MIGUEL A. MORALESRUSSI. Como ya tenemos claridad sobre los aspectos sustantivos en los que fallaron las defensas judiciales, con base en eso vamos a solicitar ante el Consejo Superior de la Judicatura las respectivas investigaciones por falta de competencias e idoneidad y vamos a comprometer a los abogados que actuaron con ineptitud.
¿Qué va a pasar con los ex gerentes de las empresas que perdieron los laudos?
Vamos a pedir que investiguen a los gerentes que ocuparon esos cargos entre 2005 y 2008, porque ninguno inició acciones de repetición.
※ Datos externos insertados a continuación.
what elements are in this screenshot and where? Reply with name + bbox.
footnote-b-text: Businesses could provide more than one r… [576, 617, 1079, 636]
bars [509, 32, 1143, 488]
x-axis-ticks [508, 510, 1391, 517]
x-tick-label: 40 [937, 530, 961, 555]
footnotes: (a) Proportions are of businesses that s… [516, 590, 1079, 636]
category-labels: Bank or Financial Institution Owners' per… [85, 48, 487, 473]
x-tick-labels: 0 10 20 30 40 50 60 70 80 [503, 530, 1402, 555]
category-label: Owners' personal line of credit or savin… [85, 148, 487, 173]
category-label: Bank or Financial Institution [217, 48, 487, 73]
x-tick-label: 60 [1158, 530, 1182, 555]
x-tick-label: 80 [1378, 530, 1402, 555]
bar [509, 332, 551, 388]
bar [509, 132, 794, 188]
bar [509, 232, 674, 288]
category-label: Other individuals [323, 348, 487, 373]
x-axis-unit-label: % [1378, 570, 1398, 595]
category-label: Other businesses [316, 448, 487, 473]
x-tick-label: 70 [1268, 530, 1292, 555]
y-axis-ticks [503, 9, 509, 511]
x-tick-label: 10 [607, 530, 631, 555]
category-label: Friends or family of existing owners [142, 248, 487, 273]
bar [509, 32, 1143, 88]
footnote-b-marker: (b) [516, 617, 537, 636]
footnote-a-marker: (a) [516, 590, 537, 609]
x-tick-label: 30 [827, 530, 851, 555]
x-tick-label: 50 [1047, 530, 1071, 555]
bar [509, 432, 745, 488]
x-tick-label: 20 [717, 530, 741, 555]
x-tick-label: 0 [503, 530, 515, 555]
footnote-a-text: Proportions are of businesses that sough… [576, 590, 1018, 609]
Me pregunto cómo permitieron que la ETB perdiera 300.000 millones de pesos y no hicieran nada.
¿Se han convertido los tribunales de arbitramento en instrumento de abogados corruptos?
Lo que queda claro de esto es que las cláusulas que obligan a dirimir un conflicto ante un tribunal de arbitramento están presentando fallas sustantivas que lo único que han logrado es que se pierda la plata.
¿Qué otros casos están en revisión o investigación?
Me tienen realmente preocupado unos procesos con las plantas de Tibitoc y Cantarrana en los que hay en juego 120.000 millones de pesos.